A randomised study with subcutaneous low-dose interleukin 2 alone vs interleukin 2 plus the pineal neurohormone melatonin in advanced solid neoplasms other than renal cancer and melanoma

Lissoni

Barni²,

Tancini³

et al. 1994

Summary Our previous experimental studies have shown that the best approach to increase the biological anti-tumour activity of interleukin 2 (IL-2) is not co-administration of another cytokine, but the association with immunomodulating neurohormones, in an attempt to reproduce the physiological links between psychoendocrine and immune systems, which play a fundamental role in the regulation of the immune responses. In particular, the association with the pineal neurohormone melatonin (MLT) has been shown to cause tumour regressions in neoplasms that are generally non-responsive to IL-2 alone. To confirm these preliminary results, a clinical trial was performed in locally advanced or metastatic patients with solid tumours other than renal cell cancer and melanoma. The study included 80 consecutive patients, who were randomised to be treated with IL-2 alone subcutaneously (3 million IU day-' at 8.00 p.m. 6 days a week for 4 weeks) or IL-2 plus MLT (40 mg day-' orally at 8.00 p.m. every day starting 7 days before IL-2).
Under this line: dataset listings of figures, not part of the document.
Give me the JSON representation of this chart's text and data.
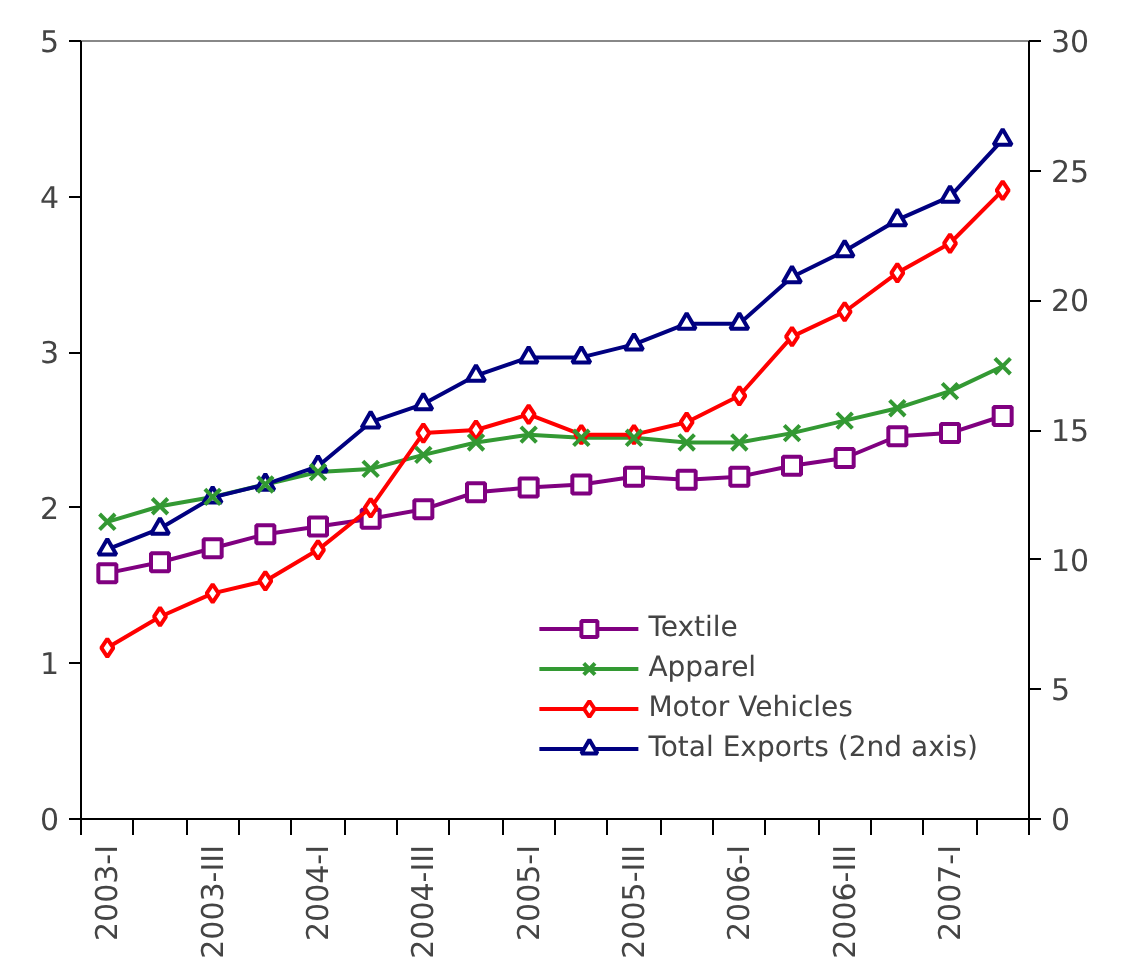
{
  "chart_data": {
    "type": "line",
    "categories": [
      "2003-I",
      null,
      "2003-III",
      null,
      "2004-I",
      null,
      "2004-III",
      null,
      "2005-I",
      null,
      "2005-III",
      null,
      "2006-I",
      null,
      "2006-III",
      null,
      "2007-I",
      null
    ],
    "series": [
      {
        "name": "Textile",
        "color": "#800080",
        "marker": "square",
        "values": [
          1.58,
          1.65,
          1.74,
          1.83,
          1.88,
          1.93,
          1.99,
          2.1,
          2.13,
          2.15,
          2.2,
          2.18,
          2.2,
          2.27,
          2.32,
          2.46,
          2.48,
          2.59
        ]
      },
      {
        "name": "Apparel",
        "color": "#339933",
        "marker": "cross",
        "values": [
          1.91,
          2.01,
          2.07,
          2.15,
          2.23,
          2.25,
          2.34,
          2.42,
          2.47,
          2.45,
          2.45,
          2.42,
          2.42,
          2.48,
          2.56,
          2.64,
          2.75,
          2.91
        ]
      },
      {
        "name": "Motor Vehicles",
        "color": "#ff0000",
        "marker": "diamond",
        "values": [
          1.1,
          1.3,
          1.45,
          1.53,
          1.73,
          2.0,
          2.48,
          2.5,
          2.6,
          2.47,
          2.47,
          2.55,
          2.72,
          3.1,
          3.26,
          3.51,
          3.7,
          4.04
        ]
      },
      {
        "name": "Total Exports (2nd axis)",
        "color": "#000080",
        "marker": "triangle",
        "axis": "y2",
        "values": [
          10.4,
          11.2,
          12.4,
          12.9,
          13.6,
          15.3,
          16.0,
          17.1,
          17.8,
          17.8,
          18.3,
          19.1,
          19.1,
          20.9,
          21.9,
          23.1,
          24.0,
          26.2
        ]
      }
    ],
    "ylim": [
      0,
      5
    ],
    "yticks": [
      0,
      1,
      2,
      3,
      4,
      5
    ],
    "y2lim": [
      0,
      30
    ],
    "y2ticks": [
      0,
      5,
      10,
      15,
      20,
      25,
      30
    ],
    "grid": false,
    "legend": "bottom right",
    "line_style": "solid"
  }
}
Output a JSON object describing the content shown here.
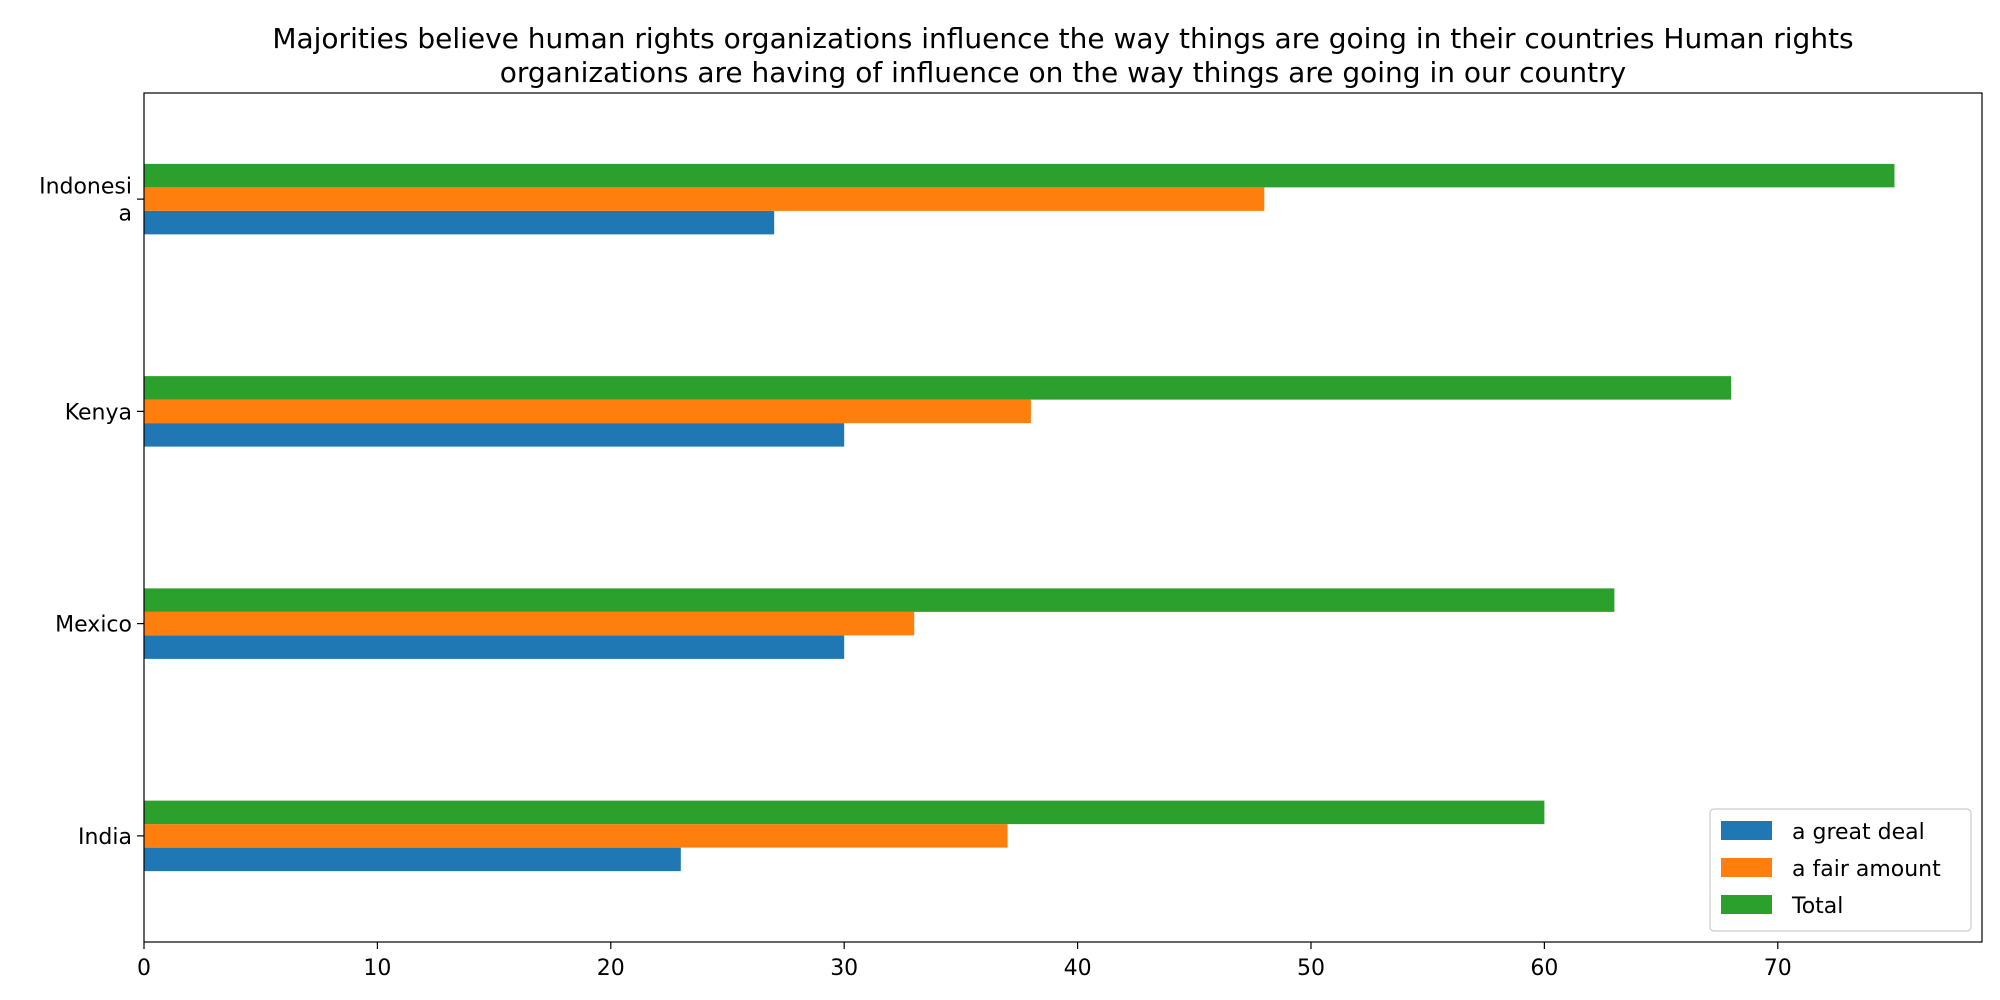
{
  "chart_data": {
    "type": "bar",
    "orientation": "horizontal",
    "title_lines": [
      "Majorities believe human rights organizations influence the way things are going in their countries Human rights",
      "organizations are having of influence on the way things are going in our country"
    ],
    "categories": [
      "India",
      "Mexico",
      "Kenya",
      "Indonesia"
    ],
    "category_label_lines": [
      [
        "India"
      ],
      [
        "Mexico"
      ],
      [
        "Kenya"
      ],
      [
        "Indonesi",
        "a"
      ]
    ],
    "series": [
      {
        "name": "a great deal",
        "color": "#1f77b4",
        "values": [
          23,
          30,
          30,
          27
        ]
      },
      {
        "name": "a fair amount",
        "color": "#ff7f0e",
        "values": [
          37,
          33,
          38,
          48
        ]
      },
      {
        "name": "Total",
        "color": "#2ca02c",
        "values": [
          60,
          63,
          68,
          75
        ]
      }
    ],
    "xlim": [
      0,
      78.75
    ],
    "xticks": [
      0,
      10,
      20,
      30,
      40,
      50,
      60,
      70
    ],
    "xlabel": "",
    "ylabel": "",
    "grid": false,
    "legend_position": "lower-right"
  }
}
A complete response was obtained in 3/41 patients treated with IL-2 plus MLT and in none of the patients receiving IL-2 alone. A partial response was achieved in 8/41 patients treated with IL-2 plus MLT and in only 1/39 patients treated with IL-2 alone. Tumour objective regression rate was significantly higher in patients treated with IL-2 and MLT than in those receiving IL-2 alone (11/41 vs 1/39, P<0.001). The survival at 1 year was significantly higher in patients treated with IL-2 and MLT than in the IL-2 group (19/41 vs 6/39, P<0.05). Finally, the mean increase in lymphocyte and eosinophil number was significantly higher in the IL-2 plus MLT group than in patients treated with IL-2 alone; on the contrary, the mean increase in the specific marker of macrophage activation neopterin was significantly higher in patients treated with IL-2 alone. The treatment was well tolerated in both groups of patients. This study shows that the concomitant administration of the pineal hormone MLT may increase the efficacy of low-dose IL-2 subcutaneous therapy.